Despite the fact that their creative styles appear to be worlds apart, Warhol jumped at the chance to collaborate with Edvard Munch on one of his most instantly recognised subjects: The Scream. By the time Warhol started working on this commission, Munch’s version of “The Scream” had already been the subject of the artist’s own repetition and appropriation. In this version, Munch re-interpreted and modified the theme for new artistic purposes. In an undated letter to Axel Romadahl, Munch noted, “I have often repeated my pictures; however, it is always a progression and never the same.” I layer one painting on top of the other. The Scream was, without a doubt, a particularly fascinating theme for Warhol, who considered Munch’s extensively used and rapaciously commodified images as ready-made, prime for his own modification. This motif already had a history of being re-appropriated, so it was already familiar to Warhol.

When Warhol initially began his work on the translation of Munch’s foundational theme, he began by having pictures of the original print blown up so that he could trace the enlarged images of the reproduction. This allowed Warhol to work more efficiently. At this point, Warhol started removing portions from Munch’s composition. He chose the aspects of the work that would serve as signifiers of the original and then simplified those aspects into essential graphic shapes. Signposts, which are chosen notations taken from the original, are all that are left in the current lot.

Warhol diverted attention away from Munch’s story of anxiety, in the same way that Lichtenstein attracted all attention to the surface of his Expressionist Woodcut Series, and therefore removed his work from the original emotive Expressionist works. In this way, Lichtenstein distanced his work from the original emotive Expressionist works. Instead, he investigates the theme in terms of the myriad formal components that make it up. He does this by contrasting warm and cold hues in order to achieve the highest possible level of visual dynamism and dissonance.
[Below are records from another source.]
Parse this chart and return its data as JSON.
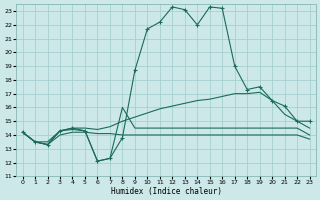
{
  "bg_color": "#cce8e8",
  "grid_color": "#a0cccc",
  "line_color": "#1a6b5a",
  "xlabel": "Humidex (Indice chaleur)",
  "xlim": [
    -0.5,
    23.5
  ],
  "ylim": [
    11,
    23.5
  ],
  "yticks": [
    11,
    12,
    13,
    14,
    15,
    16,
    17,
    18,
    19,
    20,
    21,
    22,
    23
  ],
  "xticks": [
    0,
    1,
    2,
    3,
    4,
    5,
    6,
    7,
    8,
    9,
    10,
    11,
    12,
    13,
    14,
    15,
    16,
    17,
    18,
    19,
    20,
    21,
    22,
    23
  ],
  "curve_main": {
    "x": [
      0,
      1,
      2,
      3,
      4,
      5,
      6,
      7,
      8,
      9,
      10,
      11,
      12,
      13,
      14,
      15,
      16,
      17,
      18,
      19,
      20,
      21,
      22,
      23
    ],
    "y": [
      14.2,
      13.5,
      13.3,
      14.3,
      14.5,
      14.3,
      12.1,
      12.3,
      13.8,
      18.7,
      21.7,
      22.2,
      23.3,
      23.1,
      22.0,
      23.3,
      23.2,
      19.0,
      17.3,
      17.5,
      16.5,
      16.1,
      15.0,
      15.0
    ]
  },
  "curve_dip": {
    "x": [
      0,
      1,
      2,
      3,
      4,
      5,
      6,
      7,
      8,
      9,
      10,
      11,
      12,
      13,
      14,
      15,
      16,
      17,
      18,
      19,
      20,
      21,
      22,
      23
    ],
    "y": [
      14.2,
      13.5,
      13.3,
      14.3,
      14.4,
      14.3,
      12.1,
      12.3,
      16.0,
      14.5,
      14.5,
      14.5,
      14.5,
      14.5,
      14.5,
      14.5,
      14.5,
      14.5,
      14.5,
      14.5,
      14.5,
      14.5,
      14.5,
      14.0
    ]
  },
  "curve_rising": {
    "x": [
      0,
      1,
      2,
      3,
      4,
      5,
      6,
      7,
      8,
      9,
      10,
      11,
      12,
      13,
      14,
      15,
      16,
      17,
      18,
      19,
      20,
      21,
      22,
      23
    ],
    "y": [
      14.2,
      13.5,
      13.5,
      14.3,
      14.5,
      14.5,
      14.4,
      14.6,
      15.0,
      15.3,
      15.6,
      15.9,
      16.1,
      16.3,
      16.5,
      16.6,
      16.8,
      17.0,
      17.0,
      17.1,
      16.5,
      15.5,
      15.0,
      14.5
    ]
  },
  "curve_flat": {
    "x": [
      0,
      1,
      2,
      3,
      4,
      5,
      6,
      7,
      8,
      9,
      10,
      11,
      12,
      13,
      14,
      15,
      16,
      17,
      18,
      19,
      20,
      21,
      22,
      23
    ],
    "y": [
      14.2,
      13.5,
      13.3,
      14.0,
      14.2,
      14.2,
      14.1,
      14.1,
      14.0,
      14.0,
      14.0,
      14.0,
      14.0,
      14.0,
      14.0,
      14.0,
      14.0,
      14.0,
      14.0,
      14.0,
      14.0,
      14.0,
      14.0,
      13.7
    ]
  }
}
The different lines and forms of the composition are given emphasis and distinction in their visibility, which results in a palpable vibration of colour. Warhol makes deft use of overprinting and overlapping to produce a slightly out-of-register picture that dances before the viewer’s eye and keeps their attention firmly focused on the surface of the screenprint. This is an example of Warhol’s creative use of screenprinting techniques.
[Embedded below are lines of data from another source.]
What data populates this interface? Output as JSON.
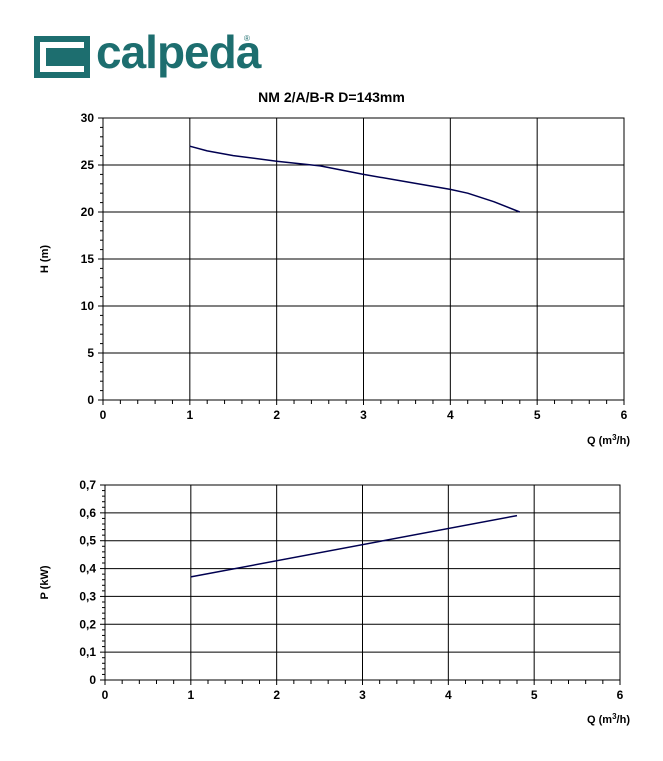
{
  "logo": {
    "brand": "calpeda",
    "reg": "®",
    "color": "#1d6e6f"
  },
  "title": "NM 2/A/B-R D=143mm",
  "chart_data": [
    {
      "type": "line",
      "ylabel": "H (m)",
      "xlabel_main": "Q (m",
      "xlabel_sup": "3",
      "xlabel_end": "/h)",
      "xlim": [
        0,
        6
      ],
      "ylim": [
        0,
        30
      ],
      "x_ticks": [
        0,
        1,
        2,
        3,
        4,
        5,
        6
      ],
      "x_tick_labels": [
        "0",
        "1",
        "2",
        "3",
        "4",
        "5",
        "6"
      ],
      "y_ticks": [
        0,
        5,
        10,
        15,
        20,
        25,
        30
      ],
      "y_tick_labels": [
        "0",
        "5",
        "10",
        "15",
        "20",
        "25",
        "30"
      ],
      "grid": true,
      "series": [
        {
          "x": [
            1.0,
            1.2,
            1.5,
            2.0,
            2.5,
            3.0,
            3.5,
            4.0,
            4.2,
            4.5,
            4.8
          ],
          "y": [
            27.0,
            26.5,
            26.0,
            25.4,
            24.9,
            24.0,
            23.2,
            22.4,
            22.0,
            21.1,
            20.0
          ],
          "color": "#000050"
        }
      ]
    },
    {
      "type": "line",
      "ylabel": "P (kW)",
      "xlabel_main": "Q (m",
      "xlabel_sup": "3",
      "xlabel_end": "/h)",
      "xlim": [
        0,
        6
      ],
      "ylim": [
        0,
        0.7
      ],
      "x_ticks": [
        0,
        1,
        2,
        3,
        4,
        5,
        6
      ],
      "x_tick_labels": [
        "0",
        "1",
        "2",
        "3",
        "4",
        "5",
        "6"
      ],
      "y_ticks": [
        0,
        0.1,
        0.2,
        0.3,
        0.4,
        0.5,
        0.6,
        0.7
      ],
      "y_tick_labels": [
        "0",
        "0,1",
        "0,2",
        "0,3",
        "0,4",
        "0,5",
        "0,6",
        "0,7"
      ],
      "grid": true,
      "series": [
        {
          "x": [
            1.0,
            4.8
          ],
          "y": [
            0.37,
            0.59
          ],
          "color": "#000050"
        }
      ]
    }
  ]
}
When copying the iconography of Expressionism, Lichtenstein and Warhol took two quite different approaches: Lichtenstein analysed the ideas and aesthetic of the movement as a whole, whereas Warhol focused on the work of a particular artist. However, the difference between the original and the variant is represented in a palpable way in Lichtenstein’s Expressionist Woodcut Series as well as in Warhol’s The Scream (After Munch), which oscillates in authorship between Pop and Expressionism. Both of these works were created by Lichtenstein. Both artists make fun of the themes and aesthetic language of Expressionism by repeating forms without including a story, and as a result, they produce famous examples of pop art that are characterized by their focus on surface, colour, and sarcasm.